Le vin ne partage plus le pain quotidien des Français. L'eau en bouteilles est devenue la boisson d'accompagnement préférée des repas de tous les jours.
Le vin, invité d'honneur dans les repas d'autrefois, cède sa place aujourd'hui à l'eau en bouteilles. Il y a vingt-cinq ans, un Français sur deux en consommait à table, contre un sur quatre aujourd'hui. Dans le même temps, les eaux en bouteilles, les sodas drink et les jus de fruits ont effectué une percée. Leur niveau de consommation a plus que doublé entre 1985 et 2000, passant de 104 à 241 l par an par habitant.
Est-ce à dire que la France est le pays de l'abstinence ? Pas vraiment, car dans la famille des boissons alcoolisées, seul le vin est en baisse. Certes, il reste la source principale d'apport d'alcool des Français, et c'est la seule boisson alcoolisée présente au cours du repas. Ce constat joue d'ailleurs en défaveur de la filière vinicole : les partisans de la lutte contre l'alcoolisme le mettent en avant pour refuser une quelconque exception viticole dans la politique de santé publique.
Le mécanisme de régression du marché intérieur français est bien connu : la part des consommateurs réguliers recule. La cohorte des buveurs occasionnels (hebdomadaires ou mensuels) est devenue majoritaire (63 %). Et non seulement ils boivent moins que des réguliers mais, de plus, ils consomment de moins en moins de vin... ' Entre 1980 et 2000, on observe une baisse du niveau de consommation annuelle de 1,5 % pour les consommateurs hebdomadaires et de 2 % pour les mensuels ', explique Christain Melani, de l'Onivins.
De plus, les buveurs réguliers sont plus âgés que les occasionnels, et donc logiquement amenés à disparaître en premier. On comprend donc que les projections réalisées par les experts n'ont rien d'optimiste. L'Inra de Montpellier estime qu'à l'horizon 2010, un ratio de 25 à 30 buveurs quotidiens de vin pour 75 à 70 consommateurs occasionnels est possible.

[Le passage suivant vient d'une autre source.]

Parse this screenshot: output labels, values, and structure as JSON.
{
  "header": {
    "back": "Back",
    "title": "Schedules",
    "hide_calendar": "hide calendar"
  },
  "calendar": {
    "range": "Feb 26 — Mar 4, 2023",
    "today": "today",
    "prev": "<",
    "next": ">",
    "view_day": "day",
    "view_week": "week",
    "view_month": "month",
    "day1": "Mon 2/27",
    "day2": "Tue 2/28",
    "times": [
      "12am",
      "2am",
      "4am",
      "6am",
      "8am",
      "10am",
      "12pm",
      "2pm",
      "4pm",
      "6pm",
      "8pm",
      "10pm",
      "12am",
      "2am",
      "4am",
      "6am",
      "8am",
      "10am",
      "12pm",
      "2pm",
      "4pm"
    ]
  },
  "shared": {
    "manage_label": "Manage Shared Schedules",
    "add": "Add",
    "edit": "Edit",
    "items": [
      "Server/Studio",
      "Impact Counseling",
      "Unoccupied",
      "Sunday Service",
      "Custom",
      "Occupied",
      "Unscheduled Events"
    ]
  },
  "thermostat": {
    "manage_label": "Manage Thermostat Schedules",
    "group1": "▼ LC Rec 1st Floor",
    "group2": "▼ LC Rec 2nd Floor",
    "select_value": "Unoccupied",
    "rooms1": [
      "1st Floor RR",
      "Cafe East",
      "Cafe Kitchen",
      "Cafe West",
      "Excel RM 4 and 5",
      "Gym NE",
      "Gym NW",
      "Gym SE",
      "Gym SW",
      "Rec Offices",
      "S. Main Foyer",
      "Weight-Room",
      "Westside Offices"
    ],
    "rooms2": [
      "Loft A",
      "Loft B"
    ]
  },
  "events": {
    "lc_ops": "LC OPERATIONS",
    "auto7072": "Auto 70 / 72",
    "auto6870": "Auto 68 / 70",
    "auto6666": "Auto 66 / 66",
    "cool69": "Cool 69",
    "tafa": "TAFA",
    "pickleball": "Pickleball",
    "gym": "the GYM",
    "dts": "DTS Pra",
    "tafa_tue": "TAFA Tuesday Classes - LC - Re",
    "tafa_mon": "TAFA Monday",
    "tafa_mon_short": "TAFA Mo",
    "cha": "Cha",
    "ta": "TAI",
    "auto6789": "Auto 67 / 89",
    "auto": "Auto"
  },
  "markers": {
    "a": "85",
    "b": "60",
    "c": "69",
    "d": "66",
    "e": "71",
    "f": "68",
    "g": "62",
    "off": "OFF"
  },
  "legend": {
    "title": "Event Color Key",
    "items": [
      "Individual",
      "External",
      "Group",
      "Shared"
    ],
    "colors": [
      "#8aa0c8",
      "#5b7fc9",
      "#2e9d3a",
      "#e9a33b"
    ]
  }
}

Face à ce constat global pessimiste, une lueur d'espoir est apparue au milieu des années 90. ' Sur les deux décennies antérieures, la consommation de vin a diminué de 700 000 hl par an. Depuis 1996, la baisse n'est plus que de 150 000 hl. Cela signifie que la tendance s'est infléchie ', affirme Pierre Leclerc, directeur du Cevise. Pour ce défenseur acharné du programme ' Vin et santé ', il est fondamental de reconnaître le changement d'évolution apparu vers 1995-1996 et d'en comprendre les causes. Pour cela, il a réuni, le 28 janvier dernier, quatorze analystes de la filière. Objectif : élaborer un consensus autour des statistiques. Celui-ci a pu être trouvé. Pour les experts, la consommation actuelle de vin serait inférieure de 5 Mhl à ce qu'elle est si l'évolution antérieure aux années 1995-1996 s'était poursuivie. Sur ce gain de 5 Mhl, ils ont estimé que 1 à 1,5 Mhl sont dus aux achats des Anglais à Calais, et de bien d'autres.
Reste que pour Pierre Leclerc, ce consensus est insuffisant. Pour le directeur du Cevise, l'inflexion s'explique par l'apparition des discours scientifiques sur les effets bénéfiques du vin. Ces derniers ont été médiatisés en France, courant 1993. Selon lui, les mêmes causes produisant les mêmes effets, il suffirait d'intensifier la communication sur le sujet pour relancer la demande de vin.
Pour le moment, ses arguments n'ont pas convaincu les analystes de la filière. Certains font valoir que d'autres phénomènes ont pu jouer sur le ralentissement de la baisse : des raisons statistiques comme la réforme des contributions indirectes, des causes sociologiques comme l'idée d'un seuil ' incompressible ' de consommation de vin... Pour la plupart des experts, il est encore trop tôt pour faire de l'économétrie sur les dix dernières années.